Yojimbo Review

With computers becoming even more central than ever in the information age, many people are looking for ways to “unclutter” their hard drives. Sometimes the default structure just isn’t quite enough to organize things quickly and efficiently. For those that favor web applications, there have been quite a few pieces of organizational software written for both Mac and PC. However, Yojimbo is written specifically for Mac users (there is no PC version).

Yojimbo offers a neat feature that lets the user store information quickly, without interrupting work flow. Once the software is installed, a tab appears on the left-hand side of the screen on the desktop. Some users may like this feature because of the convenience of having a dropbox right on the desktop.

For those that would like a program similar to Yojimbo, but for PC, Evernote is certainly worth a look. Yojimbo is the simpler of the two programs as far as logistics go. However, Evernote does offer more features, including OCR. Both programs can store PDFs, however, Evernote allows the user to search those PDFs.

Yojimbo has several different default categories for storing your information. Users can create bookmarks, store images and type notes inside the program. If you want to see an overview of all the information you’ve put into Yojimbo, the Library category shows all of the documents that are stored in the program.

Tags

Because the simple categories aren’t always sufficient for organization, users can tag different documents in order to further classify them. If you plan to use this program extensively for keeping track of a project, this feature really does come in handy.

Notes

There really isn’t a whole lot to explain about the “Notes” feature.
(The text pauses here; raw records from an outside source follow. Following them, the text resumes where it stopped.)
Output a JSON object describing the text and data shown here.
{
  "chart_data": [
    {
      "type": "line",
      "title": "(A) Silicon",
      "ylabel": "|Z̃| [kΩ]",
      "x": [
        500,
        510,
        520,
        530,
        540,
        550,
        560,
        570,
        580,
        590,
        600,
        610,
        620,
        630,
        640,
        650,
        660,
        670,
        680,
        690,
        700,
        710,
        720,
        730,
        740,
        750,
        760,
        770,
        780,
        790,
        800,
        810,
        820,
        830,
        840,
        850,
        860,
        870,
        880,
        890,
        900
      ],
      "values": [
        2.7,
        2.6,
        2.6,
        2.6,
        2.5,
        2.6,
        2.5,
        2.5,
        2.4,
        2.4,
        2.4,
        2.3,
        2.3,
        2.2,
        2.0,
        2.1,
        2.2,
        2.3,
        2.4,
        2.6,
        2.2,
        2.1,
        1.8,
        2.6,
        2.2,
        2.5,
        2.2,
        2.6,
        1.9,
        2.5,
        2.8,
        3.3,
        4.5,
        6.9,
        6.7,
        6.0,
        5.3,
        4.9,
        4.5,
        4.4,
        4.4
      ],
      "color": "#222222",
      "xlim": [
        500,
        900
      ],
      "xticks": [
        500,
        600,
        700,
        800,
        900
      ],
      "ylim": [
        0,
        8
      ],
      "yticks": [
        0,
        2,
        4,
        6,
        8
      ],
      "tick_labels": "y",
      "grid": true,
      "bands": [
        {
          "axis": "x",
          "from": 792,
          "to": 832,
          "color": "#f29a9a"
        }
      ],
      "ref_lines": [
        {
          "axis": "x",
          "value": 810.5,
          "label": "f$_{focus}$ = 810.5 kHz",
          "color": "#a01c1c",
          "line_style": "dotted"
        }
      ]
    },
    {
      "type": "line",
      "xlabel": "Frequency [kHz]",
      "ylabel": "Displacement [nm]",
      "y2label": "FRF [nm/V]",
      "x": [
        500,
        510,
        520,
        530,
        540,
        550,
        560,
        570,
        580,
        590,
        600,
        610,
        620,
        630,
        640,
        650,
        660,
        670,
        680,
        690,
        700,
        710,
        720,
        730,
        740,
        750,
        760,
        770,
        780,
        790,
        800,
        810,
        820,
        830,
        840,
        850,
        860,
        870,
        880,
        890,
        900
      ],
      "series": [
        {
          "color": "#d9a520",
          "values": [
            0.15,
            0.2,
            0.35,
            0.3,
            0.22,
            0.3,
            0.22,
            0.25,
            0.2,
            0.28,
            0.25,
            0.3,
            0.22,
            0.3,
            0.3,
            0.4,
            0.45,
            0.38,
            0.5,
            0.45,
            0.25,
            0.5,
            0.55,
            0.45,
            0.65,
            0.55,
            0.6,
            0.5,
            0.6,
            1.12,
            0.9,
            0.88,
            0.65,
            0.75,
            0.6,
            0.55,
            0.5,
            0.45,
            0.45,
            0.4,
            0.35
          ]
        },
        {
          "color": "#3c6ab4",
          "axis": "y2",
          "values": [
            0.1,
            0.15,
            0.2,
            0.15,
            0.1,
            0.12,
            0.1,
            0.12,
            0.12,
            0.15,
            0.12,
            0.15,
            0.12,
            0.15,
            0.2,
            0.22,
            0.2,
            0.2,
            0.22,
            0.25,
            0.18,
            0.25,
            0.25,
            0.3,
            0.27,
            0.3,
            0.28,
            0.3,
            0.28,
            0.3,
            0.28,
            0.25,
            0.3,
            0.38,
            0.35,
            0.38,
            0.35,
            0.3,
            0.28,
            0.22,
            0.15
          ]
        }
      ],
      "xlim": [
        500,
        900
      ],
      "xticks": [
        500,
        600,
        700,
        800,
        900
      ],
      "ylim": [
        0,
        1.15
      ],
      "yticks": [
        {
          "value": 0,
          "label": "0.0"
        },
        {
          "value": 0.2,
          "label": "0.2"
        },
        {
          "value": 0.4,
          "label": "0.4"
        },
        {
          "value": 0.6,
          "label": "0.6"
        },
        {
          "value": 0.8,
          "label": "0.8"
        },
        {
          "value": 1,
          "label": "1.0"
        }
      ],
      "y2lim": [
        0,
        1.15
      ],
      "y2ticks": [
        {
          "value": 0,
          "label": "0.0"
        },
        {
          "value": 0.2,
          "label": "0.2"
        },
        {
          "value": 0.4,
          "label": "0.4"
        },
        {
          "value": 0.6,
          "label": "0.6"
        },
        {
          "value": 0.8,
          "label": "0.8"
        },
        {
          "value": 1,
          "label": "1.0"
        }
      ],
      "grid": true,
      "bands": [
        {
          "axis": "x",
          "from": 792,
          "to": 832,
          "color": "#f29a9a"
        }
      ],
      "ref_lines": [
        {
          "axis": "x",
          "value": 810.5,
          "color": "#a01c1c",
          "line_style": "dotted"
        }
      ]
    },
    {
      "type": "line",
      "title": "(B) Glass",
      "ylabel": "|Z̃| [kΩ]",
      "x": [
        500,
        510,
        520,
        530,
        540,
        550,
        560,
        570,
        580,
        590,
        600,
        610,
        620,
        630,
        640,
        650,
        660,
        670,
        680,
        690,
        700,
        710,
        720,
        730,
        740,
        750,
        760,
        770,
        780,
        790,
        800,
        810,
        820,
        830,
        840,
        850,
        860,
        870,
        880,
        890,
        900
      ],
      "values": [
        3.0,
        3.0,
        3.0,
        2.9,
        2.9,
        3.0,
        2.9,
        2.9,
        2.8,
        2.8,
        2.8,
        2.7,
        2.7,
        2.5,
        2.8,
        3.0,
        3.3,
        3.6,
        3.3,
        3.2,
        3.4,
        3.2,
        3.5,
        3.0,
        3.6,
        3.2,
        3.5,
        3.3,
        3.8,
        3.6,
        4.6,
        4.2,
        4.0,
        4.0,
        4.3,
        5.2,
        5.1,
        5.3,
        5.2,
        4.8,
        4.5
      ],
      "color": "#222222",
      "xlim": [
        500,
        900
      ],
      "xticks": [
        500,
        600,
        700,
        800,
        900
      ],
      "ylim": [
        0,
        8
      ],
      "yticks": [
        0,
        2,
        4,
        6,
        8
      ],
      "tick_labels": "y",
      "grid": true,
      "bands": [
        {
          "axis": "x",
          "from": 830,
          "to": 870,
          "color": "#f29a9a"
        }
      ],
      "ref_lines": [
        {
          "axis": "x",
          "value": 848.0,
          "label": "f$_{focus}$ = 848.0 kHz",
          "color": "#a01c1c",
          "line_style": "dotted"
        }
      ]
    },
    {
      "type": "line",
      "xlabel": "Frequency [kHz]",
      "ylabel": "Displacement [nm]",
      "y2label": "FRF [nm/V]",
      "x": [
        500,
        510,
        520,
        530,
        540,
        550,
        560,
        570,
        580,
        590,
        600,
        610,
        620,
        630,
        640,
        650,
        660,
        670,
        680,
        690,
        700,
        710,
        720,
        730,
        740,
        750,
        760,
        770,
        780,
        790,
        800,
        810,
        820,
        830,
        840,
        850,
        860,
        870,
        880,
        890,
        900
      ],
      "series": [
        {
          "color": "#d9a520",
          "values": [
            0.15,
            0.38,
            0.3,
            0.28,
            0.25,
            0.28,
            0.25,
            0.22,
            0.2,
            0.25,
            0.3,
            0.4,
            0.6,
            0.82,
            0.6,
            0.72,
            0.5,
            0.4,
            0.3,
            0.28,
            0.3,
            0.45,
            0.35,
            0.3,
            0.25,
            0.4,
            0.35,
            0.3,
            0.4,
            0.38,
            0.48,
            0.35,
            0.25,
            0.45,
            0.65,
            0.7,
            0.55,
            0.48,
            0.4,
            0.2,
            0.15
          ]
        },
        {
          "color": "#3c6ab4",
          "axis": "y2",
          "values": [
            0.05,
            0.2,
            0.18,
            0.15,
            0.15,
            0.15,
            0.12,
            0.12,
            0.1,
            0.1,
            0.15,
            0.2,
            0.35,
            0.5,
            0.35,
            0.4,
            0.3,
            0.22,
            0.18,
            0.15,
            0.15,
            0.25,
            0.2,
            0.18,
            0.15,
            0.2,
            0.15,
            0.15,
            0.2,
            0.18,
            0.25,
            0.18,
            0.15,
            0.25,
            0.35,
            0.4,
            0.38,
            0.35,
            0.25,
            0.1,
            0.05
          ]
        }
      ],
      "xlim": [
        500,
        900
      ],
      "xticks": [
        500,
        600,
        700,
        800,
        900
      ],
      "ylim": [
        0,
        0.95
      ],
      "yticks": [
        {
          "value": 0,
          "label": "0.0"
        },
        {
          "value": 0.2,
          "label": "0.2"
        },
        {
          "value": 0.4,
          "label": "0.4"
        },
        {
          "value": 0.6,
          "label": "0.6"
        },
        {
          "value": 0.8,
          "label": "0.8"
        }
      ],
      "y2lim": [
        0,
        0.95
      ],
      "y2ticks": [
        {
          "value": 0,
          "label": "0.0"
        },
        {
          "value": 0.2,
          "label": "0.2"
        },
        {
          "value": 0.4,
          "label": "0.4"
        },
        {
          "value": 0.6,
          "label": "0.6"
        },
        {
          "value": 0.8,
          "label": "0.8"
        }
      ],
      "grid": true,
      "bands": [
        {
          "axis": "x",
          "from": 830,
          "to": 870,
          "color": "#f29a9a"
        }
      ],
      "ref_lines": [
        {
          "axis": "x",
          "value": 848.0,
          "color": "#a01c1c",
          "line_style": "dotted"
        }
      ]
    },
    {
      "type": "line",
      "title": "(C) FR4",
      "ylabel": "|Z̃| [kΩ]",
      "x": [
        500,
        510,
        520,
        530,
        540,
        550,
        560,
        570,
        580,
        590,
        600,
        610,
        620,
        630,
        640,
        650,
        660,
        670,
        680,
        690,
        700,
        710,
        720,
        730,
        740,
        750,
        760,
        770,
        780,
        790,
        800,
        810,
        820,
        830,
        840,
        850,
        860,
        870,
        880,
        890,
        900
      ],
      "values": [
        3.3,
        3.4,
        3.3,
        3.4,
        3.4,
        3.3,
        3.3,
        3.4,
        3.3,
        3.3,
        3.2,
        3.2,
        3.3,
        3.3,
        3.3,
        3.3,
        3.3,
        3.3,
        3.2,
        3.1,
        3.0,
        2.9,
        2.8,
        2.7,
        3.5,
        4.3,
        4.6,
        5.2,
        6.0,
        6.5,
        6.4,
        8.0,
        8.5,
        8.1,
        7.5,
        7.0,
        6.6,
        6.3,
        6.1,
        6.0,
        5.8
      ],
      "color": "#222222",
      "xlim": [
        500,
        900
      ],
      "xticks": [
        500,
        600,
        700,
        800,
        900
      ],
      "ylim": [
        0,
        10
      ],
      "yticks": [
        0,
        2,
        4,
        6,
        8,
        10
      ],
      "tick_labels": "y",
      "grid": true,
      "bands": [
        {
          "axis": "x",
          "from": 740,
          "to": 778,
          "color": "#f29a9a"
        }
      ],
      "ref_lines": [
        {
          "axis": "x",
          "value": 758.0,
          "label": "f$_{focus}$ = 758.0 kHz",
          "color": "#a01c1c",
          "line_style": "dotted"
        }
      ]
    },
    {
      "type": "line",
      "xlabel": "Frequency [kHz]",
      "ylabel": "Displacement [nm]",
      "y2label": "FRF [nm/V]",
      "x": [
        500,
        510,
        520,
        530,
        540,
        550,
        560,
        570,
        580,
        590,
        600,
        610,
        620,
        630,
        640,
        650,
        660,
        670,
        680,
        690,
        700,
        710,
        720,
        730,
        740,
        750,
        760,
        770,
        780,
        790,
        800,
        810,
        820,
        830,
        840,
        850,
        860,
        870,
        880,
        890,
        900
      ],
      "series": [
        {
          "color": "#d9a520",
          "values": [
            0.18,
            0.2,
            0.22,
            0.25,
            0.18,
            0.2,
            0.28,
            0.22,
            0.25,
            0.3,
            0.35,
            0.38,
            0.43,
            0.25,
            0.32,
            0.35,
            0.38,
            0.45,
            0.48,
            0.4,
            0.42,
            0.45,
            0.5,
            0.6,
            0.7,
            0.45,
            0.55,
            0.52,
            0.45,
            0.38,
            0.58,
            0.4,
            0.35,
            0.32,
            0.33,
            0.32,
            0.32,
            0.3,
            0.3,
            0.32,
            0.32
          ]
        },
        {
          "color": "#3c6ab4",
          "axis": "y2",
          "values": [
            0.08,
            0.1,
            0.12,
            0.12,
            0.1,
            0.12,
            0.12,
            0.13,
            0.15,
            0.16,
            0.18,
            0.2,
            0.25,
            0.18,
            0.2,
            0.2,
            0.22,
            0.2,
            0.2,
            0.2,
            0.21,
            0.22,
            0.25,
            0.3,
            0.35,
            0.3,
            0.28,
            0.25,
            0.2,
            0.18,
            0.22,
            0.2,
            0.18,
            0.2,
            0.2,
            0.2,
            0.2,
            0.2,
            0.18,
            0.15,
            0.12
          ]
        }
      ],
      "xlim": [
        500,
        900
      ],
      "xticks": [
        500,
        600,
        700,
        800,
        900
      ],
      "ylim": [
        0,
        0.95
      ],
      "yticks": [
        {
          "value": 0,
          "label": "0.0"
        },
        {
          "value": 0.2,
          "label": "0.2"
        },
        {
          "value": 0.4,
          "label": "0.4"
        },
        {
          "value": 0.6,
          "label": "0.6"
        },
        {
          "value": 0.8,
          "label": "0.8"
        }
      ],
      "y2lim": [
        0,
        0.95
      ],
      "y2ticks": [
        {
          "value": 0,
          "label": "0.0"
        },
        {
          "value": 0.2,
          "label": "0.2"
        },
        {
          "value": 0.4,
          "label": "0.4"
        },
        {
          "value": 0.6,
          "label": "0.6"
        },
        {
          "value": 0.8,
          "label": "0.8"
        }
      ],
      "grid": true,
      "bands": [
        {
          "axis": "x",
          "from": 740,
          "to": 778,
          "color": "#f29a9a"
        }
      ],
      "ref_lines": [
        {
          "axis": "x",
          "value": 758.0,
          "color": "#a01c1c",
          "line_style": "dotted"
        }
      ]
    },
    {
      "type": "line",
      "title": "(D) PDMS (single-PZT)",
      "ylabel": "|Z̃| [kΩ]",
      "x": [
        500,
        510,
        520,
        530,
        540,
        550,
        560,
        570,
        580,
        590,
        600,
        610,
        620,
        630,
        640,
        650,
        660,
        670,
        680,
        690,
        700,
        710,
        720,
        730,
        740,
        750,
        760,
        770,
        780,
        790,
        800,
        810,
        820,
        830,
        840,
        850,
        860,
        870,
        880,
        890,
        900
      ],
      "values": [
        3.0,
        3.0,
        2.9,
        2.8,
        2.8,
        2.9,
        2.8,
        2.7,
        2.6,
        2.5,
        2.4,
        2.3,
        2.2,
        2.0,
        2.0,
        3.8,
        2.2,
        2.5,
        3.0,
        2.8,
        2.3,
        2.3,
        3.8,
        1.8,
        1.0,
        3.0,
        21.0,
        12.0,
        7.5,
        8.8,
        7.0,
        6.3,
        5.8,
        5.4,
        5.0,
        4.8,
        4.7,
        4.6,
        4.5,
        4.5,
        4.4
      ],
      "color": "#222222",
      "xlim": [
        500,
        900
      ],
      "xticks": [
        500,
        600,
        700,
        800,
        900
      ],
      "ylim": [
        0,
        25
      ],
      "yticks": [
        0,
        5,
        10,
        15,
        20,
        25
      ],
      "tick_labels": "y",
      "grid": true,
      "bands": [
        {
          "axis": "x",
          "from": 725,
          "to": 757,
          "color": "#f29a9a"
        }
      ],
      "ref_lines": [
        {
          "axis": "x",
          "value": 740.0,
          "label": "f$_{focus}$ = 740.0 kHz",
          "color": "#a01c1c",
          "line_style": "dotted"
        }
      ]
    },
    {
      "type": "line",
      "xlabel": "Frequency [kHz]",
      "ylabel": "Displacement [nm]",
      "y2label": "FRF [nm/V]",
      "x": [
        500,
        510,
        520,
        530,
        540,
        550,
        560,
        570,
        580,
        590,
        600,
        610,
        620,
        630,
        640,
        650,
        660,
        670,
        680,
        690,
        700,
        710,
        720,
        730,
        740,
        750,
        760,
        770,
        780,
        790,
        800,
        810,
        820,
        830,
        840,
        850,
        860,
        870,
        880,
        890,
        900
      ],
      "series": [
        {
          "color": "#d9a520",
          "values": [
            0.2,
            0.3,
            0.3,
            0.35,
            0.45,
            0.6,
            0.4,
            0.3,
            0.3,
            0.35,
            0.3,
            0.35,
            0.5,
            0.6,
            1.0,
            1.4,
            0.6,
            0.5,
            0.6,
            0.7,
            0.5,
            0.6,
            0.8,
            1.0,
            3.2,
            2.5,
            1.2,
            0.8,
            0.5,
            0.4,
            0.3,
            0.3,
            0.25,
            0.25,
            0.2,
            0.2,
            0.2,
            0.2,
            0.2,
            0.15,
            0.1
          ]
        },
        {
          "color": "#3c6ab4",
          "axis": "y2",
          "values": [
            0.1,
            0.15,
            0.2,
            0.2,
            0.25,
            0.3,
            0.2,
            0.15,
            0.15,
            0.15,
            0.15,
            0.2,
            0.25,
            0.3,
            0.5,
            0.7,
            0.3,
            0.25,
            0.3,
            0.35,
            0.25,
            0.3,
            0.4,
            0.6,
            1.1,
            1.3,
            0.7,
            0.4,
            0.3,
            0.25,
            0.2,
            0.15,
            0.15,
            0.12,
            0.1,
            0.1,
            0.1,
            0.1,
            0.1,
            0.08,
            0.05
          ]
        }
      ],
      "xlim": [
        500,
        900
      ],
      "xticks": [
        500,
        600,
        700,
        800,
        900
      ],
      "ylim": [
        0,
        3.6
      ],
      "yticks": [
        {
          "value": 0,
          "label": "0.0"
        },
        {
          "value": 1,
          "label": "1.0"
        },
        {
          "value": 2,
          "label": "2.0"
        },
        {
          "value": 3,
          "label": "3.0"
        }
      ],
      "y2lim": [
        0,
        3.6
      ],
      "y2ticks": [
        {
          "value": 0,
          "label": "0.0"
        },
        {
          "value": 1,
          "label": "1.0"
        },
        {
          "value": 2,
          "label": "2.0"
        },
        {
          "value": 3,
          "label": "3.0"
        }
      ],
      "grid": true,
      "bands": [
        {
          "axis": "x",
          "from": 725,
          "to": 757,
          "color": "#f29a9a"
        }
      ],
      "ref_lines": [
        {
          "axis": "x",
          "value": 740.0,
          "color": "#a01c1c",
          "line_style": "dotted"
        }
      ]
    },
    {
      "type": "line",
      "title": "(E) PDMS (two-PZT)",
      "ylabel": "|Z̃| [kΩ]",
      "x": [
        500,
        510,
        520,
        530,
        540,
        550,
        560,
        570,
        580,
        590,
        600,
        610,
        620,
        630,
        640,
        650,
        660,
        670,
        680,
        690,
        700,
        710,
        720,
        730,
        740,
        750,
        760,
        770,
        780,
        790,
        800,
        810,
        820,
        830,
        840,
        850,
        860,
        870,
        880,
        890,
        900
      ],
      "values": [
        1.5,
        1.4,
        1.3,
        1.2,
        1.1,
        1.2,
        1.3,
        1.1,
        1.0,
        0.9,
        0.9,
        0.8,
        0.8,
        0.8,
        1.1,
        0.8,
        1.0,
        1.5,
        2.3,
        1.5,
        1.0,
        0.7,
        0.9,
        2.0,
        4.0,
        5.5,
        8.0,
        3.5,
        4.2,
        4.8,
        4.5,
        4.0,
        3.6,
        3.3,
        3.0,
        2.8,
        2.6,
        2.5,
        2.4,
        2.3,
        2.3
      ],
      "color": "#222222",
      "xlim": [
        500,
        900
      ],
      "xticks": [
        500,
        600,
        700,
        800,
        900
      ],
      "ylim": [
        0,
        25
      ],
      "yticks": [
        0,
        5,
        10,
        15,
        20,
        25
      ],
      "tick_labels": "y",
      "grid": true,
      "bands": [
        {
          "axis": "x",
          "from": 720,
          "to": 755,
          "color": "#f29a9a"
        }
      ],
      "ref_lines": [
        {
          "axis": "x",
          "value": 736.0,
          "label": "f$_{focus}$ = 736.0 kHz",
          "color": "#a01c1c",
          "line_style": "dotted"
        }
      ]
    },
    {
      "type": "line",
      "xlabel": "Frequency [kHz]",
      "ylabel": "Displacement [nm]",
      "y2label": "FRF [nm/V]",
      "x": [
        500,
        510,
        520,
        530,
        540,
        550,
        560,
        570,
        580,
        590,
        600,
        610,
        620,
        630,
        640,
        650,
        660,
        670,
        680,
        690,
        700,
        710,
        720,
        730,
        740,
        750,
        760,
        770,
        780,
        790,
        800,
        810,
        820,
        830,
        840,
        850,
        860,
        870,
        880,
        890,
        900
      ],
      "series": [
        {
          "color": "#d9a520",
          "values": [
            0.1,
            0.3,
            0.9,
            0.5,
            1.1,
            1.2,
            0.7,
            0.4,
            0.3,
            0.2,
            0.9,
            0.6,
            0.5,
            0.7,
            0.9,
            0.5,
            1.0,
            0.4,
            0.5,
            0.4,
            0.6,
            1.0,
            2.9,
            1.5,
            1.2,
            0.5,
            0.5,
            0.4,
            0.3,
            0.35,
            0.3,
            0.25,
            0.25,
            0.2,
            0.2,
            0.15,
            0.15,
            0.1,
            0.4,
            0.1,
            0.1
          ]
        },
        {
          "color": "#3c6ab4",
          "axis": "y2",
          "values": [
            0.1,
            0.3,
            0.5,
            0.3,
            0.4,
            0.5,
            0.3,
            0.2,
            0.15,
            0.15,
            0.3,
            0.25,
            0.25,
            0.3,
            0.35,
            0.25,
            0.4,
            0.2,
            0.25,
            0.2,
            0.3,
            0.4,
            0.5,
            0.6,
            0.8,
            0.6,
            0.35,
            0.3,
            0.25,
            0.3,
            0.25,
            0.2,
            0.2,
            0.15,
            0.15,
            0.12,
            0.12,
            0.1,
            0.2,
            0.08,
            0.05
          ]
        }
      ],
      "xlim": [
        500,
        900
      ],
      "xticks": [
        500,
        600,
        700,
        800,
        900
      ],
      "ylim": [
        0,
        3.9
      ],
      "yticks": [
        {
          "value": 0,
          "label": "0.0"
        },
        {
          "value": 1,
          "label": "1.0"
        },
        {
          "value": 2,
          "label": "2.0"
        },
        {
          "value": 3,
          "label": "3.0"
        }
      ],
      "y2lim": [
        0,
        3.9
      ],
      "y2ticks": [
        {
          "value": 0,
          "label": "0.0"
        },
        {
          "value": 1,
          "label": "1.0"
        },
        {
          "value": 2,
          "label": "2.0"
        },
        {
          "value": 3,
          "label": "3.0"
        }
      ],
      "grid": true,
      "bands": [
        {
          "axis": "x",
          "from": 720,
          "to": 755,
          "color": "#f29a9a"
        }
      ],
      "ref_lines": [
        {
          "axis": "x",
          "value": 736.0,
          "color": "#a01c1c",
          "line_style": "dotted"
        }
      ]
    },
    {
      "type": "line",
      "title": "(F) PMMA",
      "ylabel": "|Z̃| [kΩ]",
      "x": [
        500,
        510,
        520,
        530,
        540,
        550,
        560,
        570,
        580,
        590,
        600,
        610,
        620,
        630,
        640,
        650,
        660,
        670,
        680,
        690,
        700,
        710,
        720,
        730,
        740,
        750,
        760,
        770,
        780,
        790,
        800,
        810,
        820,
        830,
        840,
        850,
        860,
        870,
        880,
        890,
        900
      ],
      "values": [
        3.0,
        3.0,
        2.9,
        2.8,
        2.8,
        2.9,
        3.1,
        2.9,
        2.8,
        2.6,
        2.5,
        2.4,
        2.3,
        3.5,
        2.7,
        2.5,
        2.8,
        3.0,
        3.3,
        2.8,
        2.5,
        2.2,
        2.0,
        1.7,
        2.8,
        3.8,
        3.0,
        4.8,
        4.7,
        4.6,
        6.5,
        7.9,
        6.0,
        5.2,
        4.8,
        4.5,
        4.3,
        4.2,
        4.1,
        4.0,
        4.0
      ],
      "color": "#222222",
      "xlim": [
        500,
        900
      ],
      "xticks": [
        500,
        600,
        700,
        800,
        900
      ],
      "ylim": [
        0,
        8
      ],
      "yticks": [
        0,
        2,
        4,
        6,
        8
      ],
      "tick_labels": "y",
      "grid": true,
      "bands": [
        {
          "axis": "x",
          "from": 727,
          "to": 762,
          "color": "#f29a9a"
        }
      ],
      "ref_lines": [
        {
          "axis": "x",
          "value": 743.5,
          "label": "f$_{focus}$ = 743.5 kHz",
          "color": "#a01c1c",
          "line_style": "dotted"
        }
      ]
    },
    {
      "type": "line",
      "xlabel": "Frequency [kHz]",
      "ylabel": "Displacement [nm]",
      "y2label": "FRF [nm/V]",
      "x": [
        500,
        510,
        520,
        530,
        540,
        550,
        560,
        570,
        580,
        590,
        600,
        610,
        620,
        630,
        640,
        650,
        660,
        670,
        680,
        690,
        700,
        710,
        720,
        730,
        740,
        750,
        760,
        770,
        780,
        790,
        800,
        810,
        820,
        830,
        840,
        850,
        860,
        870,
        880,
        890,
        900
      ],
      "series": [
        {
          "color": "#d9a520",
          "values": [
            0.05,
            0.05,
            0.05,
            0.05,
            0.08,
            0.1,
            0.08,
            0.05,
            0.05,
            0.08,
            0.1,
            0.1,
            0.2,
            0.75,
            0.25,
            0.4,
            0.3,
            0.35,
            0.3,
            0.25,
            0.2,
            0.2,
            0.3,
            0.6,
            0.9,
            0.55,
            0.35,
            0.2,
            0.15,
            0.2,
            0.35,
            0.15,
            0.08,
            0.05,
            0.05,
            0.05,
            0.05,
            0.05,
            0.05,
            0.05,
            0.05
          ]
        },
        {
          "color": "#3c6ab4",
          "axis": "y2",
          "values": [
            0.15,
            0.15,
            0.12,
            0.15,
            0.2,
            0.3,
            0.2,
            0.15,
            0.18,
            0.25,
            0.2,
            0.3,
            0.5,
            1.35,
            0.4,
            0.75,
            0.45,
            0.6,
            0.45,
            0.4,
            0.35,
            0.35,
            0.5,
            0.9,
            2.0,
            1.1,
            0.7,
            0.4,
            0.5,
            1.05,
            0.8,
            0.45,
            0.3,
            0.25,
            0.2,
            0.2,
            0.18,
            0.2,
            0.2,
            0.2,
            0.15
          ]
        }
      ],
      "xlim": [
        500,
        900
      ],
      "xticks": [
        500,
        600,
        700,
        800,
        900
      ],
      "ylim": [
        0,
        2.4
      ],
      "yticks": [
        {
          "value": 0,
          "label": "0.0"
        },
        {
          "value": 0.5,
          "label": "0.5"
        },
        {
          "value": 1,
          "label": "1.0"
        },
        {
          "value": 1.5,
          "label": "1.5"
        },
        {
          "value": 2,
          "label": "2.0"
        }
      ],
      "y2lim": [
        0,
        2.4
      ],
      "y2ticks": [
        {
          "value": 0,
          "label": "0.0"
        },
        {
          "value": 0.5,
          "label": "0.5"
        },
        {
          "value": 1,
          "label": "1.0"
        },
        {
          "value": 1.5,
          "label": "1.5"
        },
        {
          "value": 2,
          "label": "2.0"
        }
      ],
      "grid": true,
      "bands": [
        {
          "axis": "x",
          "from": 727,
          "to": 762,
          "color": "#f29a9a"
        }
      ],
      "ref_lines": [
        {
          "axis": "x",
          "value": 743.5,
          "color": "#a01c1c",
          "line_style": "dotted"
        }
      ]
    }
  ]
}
The user simply has to click the green “+” icon in the upper left hand corner of the program window and select “Note.” In fact, the whole program is simple to use, which is nice for new users.

Flags

For those that intend to use Yojimbo to help them organize tasks, the Flag feature is a convenient way to remind yourself of things that need to be accomplished. To flag an item, the user selects the item to be marked, then clicks the “flag” button at the top of the window. Again, the commands and interface are very easy to use.

Access

As far as I can tell, there are only two ways to access Yojimbo from a remote location. The product site says that Yojimbo can be accessed on other Macs through MobileMe. However, there is a product called “Webjimbo” that allows the user to access Yojimbo from the web or from an iPhone. The product does cost $30 to download, however.

Conclusion

Overall, Yojimbo seems to be very good at what it is intended to do. It helps the user organize information in an efficient and timely manner, and the user interface is very good. However, the product does cost a little bit ($39 for an individual version, $29 for educational), and Evernote is free. The main difference between the two programs is that (1) Yojimbo is made to be simple and user friendly, and so that it does not interrupt workflow. Evernote is more capable. It actually syncs to it’s own cloud-based web version and allows iPhone access without payment. (2) Yojimbo does cost a bit to use. Evernote is free, for the time being.

Comments

  1. says

    I’m a PC user so I miss out on this product but if it’s as good as Evernote, it’s great. I use Evernote for a vast collection of tips to remember as well as lecture notes. Nice review.

  2. mymoonster says

    I use a Mac at home, a PC at work, and iPhone on-the-go. Evernote allows me to sync across all of these platforms, which for me is critical. I often store documents and other files that come in handy in unexpected moments, so this accessibility is fantastic. Also, Evernote’s tech support has been wonderfully responsive. Highly recommended!

  3. Wayne says

    Two tips about Yojimbo:

    1. Yojimbo has a feature called Sidekick that lets you publish all (or specially-tagged) items to a website. The default is your Mac’s internal website, but if you set it to your Dropbox folder, you can access the items — as web pages — from any computer you have Dropbox set up on.

    2. Evernote is free. Evernote Pro is not.

    3. How easy is it to get data out of Evernote, in case you decide you don’t want to use it anymore? Yojimbo has easy export capabilities, and also apparently uses the sqlite3 database under the hood, which means that your data is always accessible. Yojimbo could stop working for you tomorrow, and Bare Bones could go out of business, but a little poking around in the Terminal would rescue all of your data. Something important to think about if you’re put a lot of data in there.